We decide to kick off our stay in Tuscany with a day in Arezzo, but first a quick trip into Lucignano, our local town, to check out the market. We are force fed handfuls of ripe cherries, slices of sweet melon, slivers of nutty mushrooms and juicy plum tomatoes by the veg stallholder. Then the local fishmonger brings us a plate of fresh calamari to try, which the vegetable seller squeezes a fresh lemon over. All of a sudden we don’t need lunch anymore! This most immediate form of marketing works well as we spend €22 on fruit and veg and return the next night for takeaway calamari and chips, although the veg man also throws in a bunch more freebies (lemon, parsley, garlic) so I’m not sure how much profit he made!

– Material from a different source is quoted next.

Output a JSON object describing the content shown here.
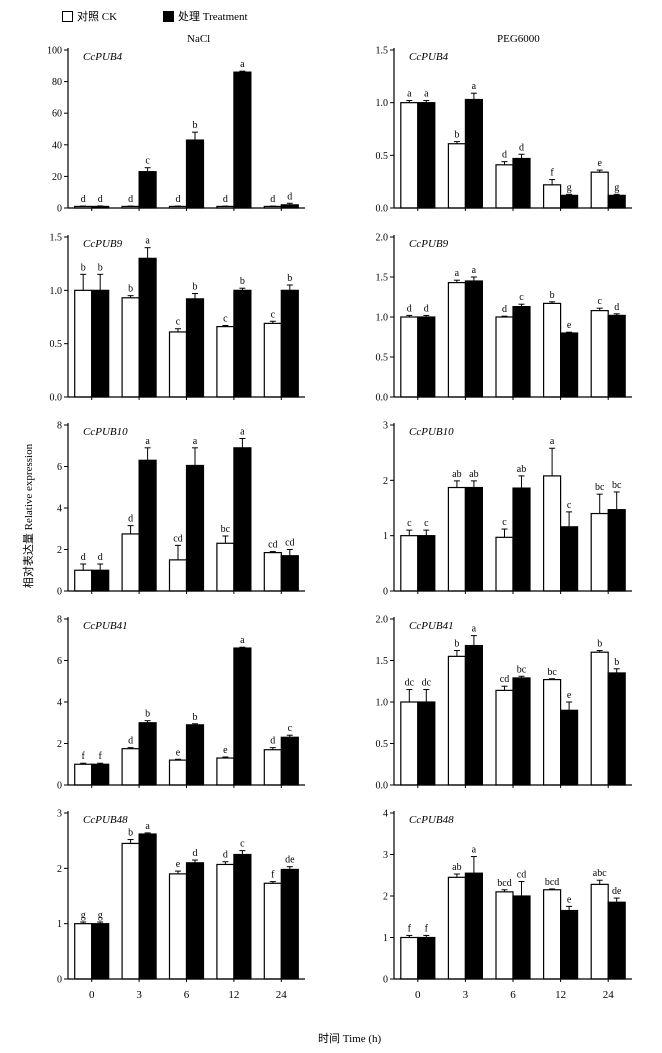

On to Arezzo to kick off our Tuscan sight-seeing marathon. First stop, the Basilica Di San Francesco, where the walls are covered with amazing Renaissance frescoes. So far, so Tuscan. But what is incredible here is that at some point the frescoes were hidden behind a Baroque interior and were only rediscovered when the furnishings were removed in the early 20th Century. Fifteen years of restoration work followed and the results are well worth a visit.

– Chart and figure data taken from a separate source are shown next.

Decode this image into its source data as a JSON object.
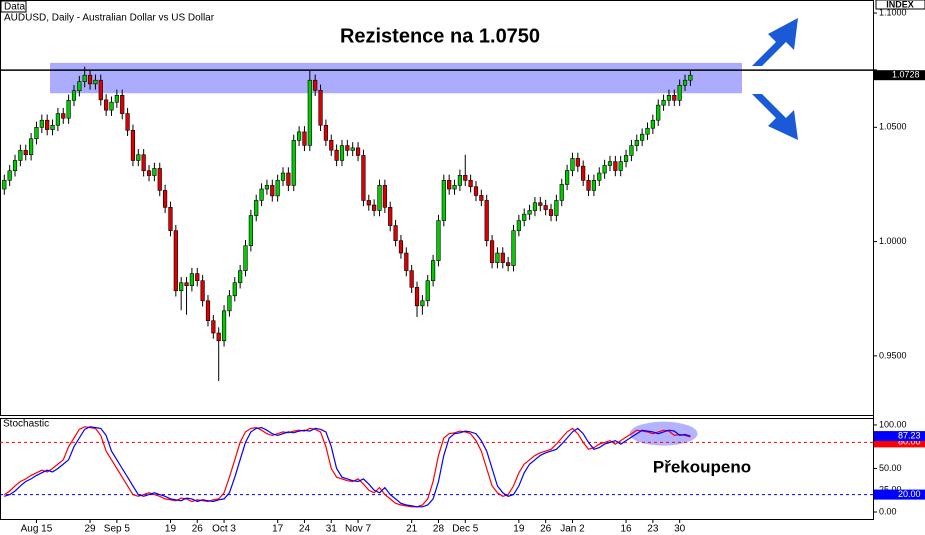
{
  "chart_data": [
    {
      "type": "candlestick",
      "corner_label": "Data",
      "title": "AUDUSD, Daily - Australian Dollar vs US Dollar",
      "axis_label": "INDEX",
      "up_color": "#00cc00",
      "down_color": "#dd0000",
      "ylim": [
        0.9237,
        1.1057
      ],
      "yticks": [
        {
          "value": 0.95,
          "label": "0.9500"
        },
        {
          "value": 1.0,
          "label": "1.0000"
        },
        {
          "value": 1.05,
          "label": "1.0500"
        },
        {
          "value": 1.1,
          "label": "1.1000"
        }
      ],
      "resistance": {
        "label": "Rezistence na 1.0750",
        "value": 1.075,
        "band": [
          1.0649,
          1.0782
        ],
        "color": "#8080ff"
      },
      "categories": [
        null,
        null,
        null,
        null,
        null,
        null,
        "Aug 15",
        null,
        null,
        null,
        null,
        null,
        null,
        null,
        null,
        null,
        "29",
        null,
        null,
        null,
        null,
        "Sep 5",
        null,
        null,
        null,
        null,
        null,
        null,
        null,
        null,
        null,
        "19",
        null,
        null,
        null,
        null,
        "26",
        null,
        null,
        null,
        null,
        "Oct 3",
        null,
        null,
        null,
        null,
        null,
        null,
        null,
        null,
        null,
        "17",
        null,
        null,
        null,
        null,
        "24",
        null,
        null,
        null,
        null,
        "31",
        null,
        null,
        null,
        null,
        "Nov 7",
        null,
        null,
        null,
        null,
        null,
        null,
        null,
        null,
        null,
        "21",
        null,
        null,
        null,
        null,
        "28",
        null,
        null,
        null,
        null,
        "Dec 5",
        null,
        null,
        null,
        null,
        null,
        null,
        null,
        null,
        null,
        "19",
        null,
        null,
        null,
        null,
        "26",
        null,
        null,
        null,
        null,
        "Jan 2",
        null,
        null,
        null,
        null,
        null,
        null,
        null,
        null,
        null,
        "16",
        null,
        null,
        null,
        null,
        "23",
        null,
        null,
        null,
        null,
        "30",
        null,
        null
      ],
      "open": [
        1.023,
        1.0268,
        1.031,
        1.0355,
        1.0399,
        1.038,
        1.045,
        1.05,
        1.0531,
        1.049,
        1.0509,
        1.056,
        1.054,
        1.0618,
        1.066,
        1.07,
        1.0728,
        1.069,
        1.0706,
        1.062,
        1.0575,
        1.061,
        1.064,
        1.056,
        1.0487,
        1.0355,
        1.038,
        1.031,
        1.0289,
        1.032,
        1.0224,
        1.015,
        1.0048,
        0.9785,
        0.982,
        0.9807,
        0.986,
        0.9829,
        0.9741,
        0.9654,
        0.96,
        0.9566,
        0.9697,
        0.9763,
        0.982,
        0.9873,
        0.9982,
        1.0114,
        1.018,
        1.023,
        1.0246,
        1.02,
        1.0268,
        1.03,
        1.0246,
        1.0443,
        1.048,
        1.0421,
        1.0706,
        1.0662,
        1.0509,
        1.0443,
        1.04,
        1.0355,
        1.042,
        1.0399,
        1.041,
        1.0377,
        1.018,
        1.016,
        1.0136,
        1.0246,
        1.015,
        1.007,
        1.0004,
        0.995,
        0.9873,
        0.98,
        0.9719,
        0.9741,
        0.9829,
        0.9917,
        1.0092,
        1.0268,
        1.023,
        1.0246,
        1.029,
        1.0268,
        1.024,
        1.0202,
        1.018,
        1.0004,
        0.9908,
        0.995,
        0.9908,
        0.9895,
        1.0048,
        1.0092,
        1.012,
        1.0136,
        1.017,
        1.0158,
        1.014,
        1.0114,
        1.018,
        1.025,
        1.0311,
        1.0364,
        1.033,
        1.0268,
        1.0224,
        1.0268,
        1.03,
        1.0333,
        1.035,
        1.0311,
        1.035,
        1.0377,
        1.042,
        1.0443,
        1.047,
        1.0496,
        1.0531,
        1.0597,
        1.0618,
        1.064,
        1.0618,
        1.0684,
        1.0706
      ],
      "high": [
        1.0293,
        1.0335,
        1.038,
        1.0424,
        1.0424,
        1.0475,
        1.0525,
        1.0556,
        1.0556,
        1.0534,
        1.0585,
        1.0585,
        1.0643,
        1.0685,
        1.0725,
        1.0765,
        1.0753,
        1.0731,
        1.0731,
        1.0645,
        1.0635,
        1.0665,
        1.0665,
        1.0585,
        1.0512,
        1.0405,
        1.0405,
        1.0335,
        1.0345,
        1.0345,
        1.0249,
        1.0175,
        1.0073,
        0.9845,
        0.9845,
        0.9885,
        0.9885,
        0.9854,
        0.9766,
        0.9679,
        0.9625,
        0.9722,
        0.9788,
        0.9845,
        0.9898,
        1.0007,
        1.0139,
        1.0205,
        1.0255,
        1.0271,
        1.0271,
        1.0293,
        1.0325,
        1.0325,
        1.0468,
        1.0505,
        1.0505,
        1.075,
        1.0731,
        1.0687,
        1.0534,
        1.0468,
        1.0425,
        1.0445,
        1.0445,
        1.0435,
        1.0435,
        1.0402,
        1.0205,
        1.0185,
        1.0271,
        1.0271,
        1.0175,
        1.0095,
        1.0029,
        0.9975,
        0.9898,
        0.9825,
        0.9766,
        0.9854,
        0.9942,
        1.0117,
        1.0293,
        1.0293,
        1.0271,
        1.0315,
        1.038,
        1.0293,
        1.0265,
        1.0227,
        1.0205,
        1.0029,
        0.9975,
        0.9975,
        0.9933,
        1.0073,
        1.0117,
        1.0145,
        1.0161,
        1.0195,
        1.0195,
        1.0183,
        1.0165,
        1.0205,
        1.0275,
        1.0336,
        1.0389,
        1.0389,
        1.0355,
        1.0293,
        1.0293,
        1.0325,
        1.0358,
        1.0375,
        1.0375,
        1.0375,
        1.0402,
        1.0445,
        1.0468,
        1.0495,
        1.0521,
        1.0556,
        1.0622,
        1.0643,
        1.0665,
        1.0665,
        1.0709,
        1.0731,
        1.0753
      ],
      "low": [
        1.0205,
        1.0243,
        1.0285,
        1.033,
        1.0355,
        1.0355,
        1.0425,
        1.0475,
        1.0465,
        1.0465,
        1.0484,
        1.0515,
        1.0515,
        1.0593,
        1.0635,
        1.0675,
        1.0665,
        1.0665,
        1.0595,
        1.055,
        1.055,
        1.0585,
        1.0535,
        1.0462,
        1.033,
        1.033,
        1.0285,
        1.0264,
        1.0264,
        1.0199,
        1.0125,
        1.0023,
        0.976,
        0.97,
        0.968,
        0.9782,
        0.9804,
        0.9716,
        0.9629,
        0.9575,
        0.939,
        0.9541,
        0.9672,
        0.9738,
        0.9795,
        0.9848,
        0.9957,
        1.0089,
        1.0155,
        1.0205,
        1.0175,
        1.0175,
        1.0243,
        1.0221,
        1.0221,
        1.0418,
        1.0396,
        1.0396,
        1.0637,
        1.0484,
        1.0418,
        1.0375,
        1.033,
        1.033,
        1.0374,
        1.0374,
        1.0352,
        1.0155,
        1.0135,
        1.0111,
        1.0111,
        1.0125,
        1.0045,
        0.9979,
        0.9925,
        0.9848,
        0.9775,
        0.967,
        0.968,
        0.9716,
        0.9804,
        0.9892,
        1.0067,
        1.0205,
        1.0205,
        1.0221,
        1.0243,
        1.0215,
        1.0177,
        1.0155,
        0.9979,
        0.9883,
        0.9883,
        0.9883,
        0.987,
        0.987,
        1.0023,
        1.0067,
        1.0095,
        1.0111,
        1.0133,
        1.0115,
        1.0089,
        1.0089,
        1.0155,
        1.0225,
        1.0286,
        1.0305,
        1.0243,
        1.0199,
        1.0199,
        1.0243,
        1.0275,
        1.0308,
        1.0286,
        1.0286,
        1.0325,
        1.0352,
        1.0395,
        1.0418,
        1.0445,
        1.0471,
        1.0506,
        1.0572,
        1.0593,
        1.0593,
        1.0593,
        1.0659,
        1.0681
      ],
      "close": [
        1.0268,
        1.031,
        1.0355,
        1.0399,
        1.038,
        1.045,
        1.05,
        1.0531,
        1.049,
        1.0509,
        1.056,
        1.054,
        1.0618,
        1.066,
        1.07,
        1.0728,
        1.069,
        1.0706,
        1.062,
        1.0575,
        1.061,
        1.064,
        1.056,
        1.0487,
        1.0355,
        1.038,
        1.031,
        1.0289,
        1.032,
        1.0224,
        1.015,
        1.0048,
        0.9785,
        0.982,
        0.9807,
        0.986,
        0.9829,
        0.9741,
        0.9654,
        0.96,
        0.9566,
        0.9697,
        0.9763,
        0.982,
        0.9873,
        0.9982,
        1.0114,
        1.018,
        1.023,
        1.0246,
        1.02,
        1.0268,
        1.03,
        1.0246,
        1.0443,
        1.048,
        1.0421,
        1.0706,
        1.0662,
        1.0509,
        1.0443,
        1.04,
        1.0355,
        1.042,
        1.0399,
        1.041,
        1.0377,
        1.018,
        1.016,
        1.0136,
        1.0246,
        1.015,
        1.007,
        1.0004,
        0.995,
        0.9873,
        0.98,
        0.9719,
        0.9741,
        0.9829,
        0.9917,
        1.0092,
        1.0268,
        1.023,
        1.0246,
        1.029,
        1.0268,
        1.024,
        1.0202,
        1.018,
        1.0004,
        0.9908,
        0.995,
        0.9908,
        0.9895,
        1.0048,
        1.0092,
        1.012,
        1.0136,
        1.017,
        1.0158,
        1.014,
        1.0114,
        1.018,
        1.025,
        1.0311,
        1.0364,
        1.033,
        1.0268,
        1.0224,
        1.0268,
        1.03,
        1.0333,
        1.035,
        1.0311,
        1.035,
        1.0377,
        1.042,
        1.0443,
        1.047,
        1.0496,
        1.0531,
        1.0597,
        1.0618,
        1.064,
        1.0618,
        1.0684,
        1.0706,
        1.0728
      ]
    },
    {
      "type": "line",
      "title": "Stochastic",
      "ylim": [
        -9.2,
        108
      ],
      "yticks": [
        {
          "value": 0,
          "label": "0.00"
        },
        {
          "value": 25,
          "label": "25.00"
        },
        {
          "value": 50,
          "label": "50.00"
        },
        {
          "value": 100,
          "label": "100.00"
        }
      ],
      "levels": [
        {
          "value": 80,
          "label": "80.00",
          "color": "#ff0000"
        },
        {
          "value": 20,
          "label": "20.00",
          "color": "#0000ff"
        }
      ],
      "annotation": "Překoupeno",
      "highlight_color": "#8080ff",
      "series": [
        {
          "color": "#ff0000",
          "values": [
            20,
            24,
            30,
            35,
            38,
            42,
            45,
            48,
            46,
            50,
            55,
            60,
            75,
            85,
            95,
            98,
            97,
            96,
            88,
            70,
            60,
            50,
            40,
            30,
            20,
            18,
            20,
            22,
            20,
            18,
            15,
            14,
            13,
            16,
            15,
            12,
            14,
            13,
            12,
            14,
            15,
            22,
            40,
            60,
            80,
            92,
            96,
            97,
            94,
            90,
            88,
            90,
            92,
            91,
            93,
            94,
            93,
            96,
            95,
            92,
            75,
            50,
            40,
            38,
            36,
            35,
            38,
            32,
            25,
            22,
            28,
            20,
            15,
            10,
            8,
            7,
            6,
            6,
            8,
            15,
            35,
            65,
            85,
            90,
            91,
            93,
            92,
            90,
            82,
            70,
            50,
            30,
            22,
            18,
            20,
            30,
            45,
            55,
            60,
            65,
            68,
            70,
            72,
            78,
            85,
            92,
            96,
            90,
            80,
            72,
            74,
            78,
            80,
            82,
            78,
            82,
            86,
            90,
            94,
            93,
            92,
            90,
            92,
            94,
            93,
            88,
            89,
            88,
            86
          ]
        },
        {
          "color": "#0000ff",
          "values": [
            18,
            20,
            24,
            30,
            35,
            38,
            42,
            45,
            48,
            46,
            50,
            55,
            60,
            75,
            85,
            95,
            98,
            97,
            96,
            88,
            70,
            60,
            50,
            40,
            30,
            20,
            18,
            20,
            22,
            20,
            18,
            15,
            14,
            13,
            16,
            15,
            12,
            14,
            13,
            12,
            14,
            15,
            22,
            40,
            60,
            80,
            92,
            96,
            97,
            94,
            90,
            88,
            90,
            92,
            91,
            93,
            94,
            93,
            96,
            95,
            92,
            75,
            50,
            40,
            38,
            36,
            35,
            38,
            32,
            25,
            22,
            28,
            20,
            15,
            10,
            8,
            7,
            6,
            6,
            8,
            15,
            35,
            65,
            85,
            90,
            91,
            93,
            92,
            90,
            82,
            70,
            50,
            30,
            22,
            18,
            20,
            30,
            45,
            55,
            60,
            65,
            68,
            70,
            72,
            78,
            85,
            92,
            96,
            90,
            80,
            72,
            74,
            78,
            80,
            82,
            78,
            82,
            86,
            90,
            94,
            93,
            92,
            90,
            92,
            94,
            93,
            88,
            89,
            87.23
          ]
        }
      ]
    }
  ]
}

Our next port of call is the church of Santa Maria della Pieve with its jewel encrusted silver bust of St Donatus, the patron saint of Arezzo. It seems incredible that this should just be sitting in the crypt of a church, rather than being in a museum under tight security, but this seems commonplace across Tuscany (and perhaps is widespread across Italy?), that each area has its own precious object or valuable relic contained within the church.
As part of our ticket into the Basilica we also get entry to Giorgio Vasari’s House, which we had already passed on our journey into the centre of Arezzo. It’s also worth a visit to see how a Renaissance family lived and to view the stunning decoration in each of the rooms. Vasari himself clearly played an important role in this area; his name pops up time and again at each of the places we visit.
Arezzo is an interesting town to spend a day if you have plenty of time in this area, but, overall, we felt like it lacked the tranquillity of say, Assisi or Orvieto, and didn’t quite measure up to the architectural jewels of Sienna or Florence.
Before tackling either of those behemoths though, we took a spin into the Tuscan hills to the heart of Chianti country for an altogether more chilled out experience courtesy of Castello di Brolio. We arrive in time for an early lunch at the Castello’s fabulous restaurant accompanied by the famous Chianti. I must admit that the wine is not my cup of tea, but it seems fitting to sample it here in its heartland. Ben’s gingerbread semifreddo desert is the winning dish and we could sit here all day in the shade of the trees and stunning scenery. But no! We have the Castello to explore. Just when we thought we had taken the day off from religious iconography, it turns out the highlight of the castle is it’s chapel – a word which conjures up a far more humble image than the reality of gilded ceilings and stained glass windows in this place. Ben also spots some modern art by way of weird stainless steel “fallen over tulip” sculptures which are as intriguing as they are inexplicable but make for some good photographic opportunities.
When we return to the villa, our hosts have a party in full swing for the 40th birthday of the daughter of the family, which we have been invited to. It’s great to meet some locals, including an American who followed her Italian husband out here – both of whom speak perfect English. We grill them all for tips on visiting Siena and Florence, and sample wild boar stew (three days in the cooking and absolutely delicious), as well as homemade marmalade tart and lashings of red wine and port! Staying in AirBnB’s really does make travelling more interesting!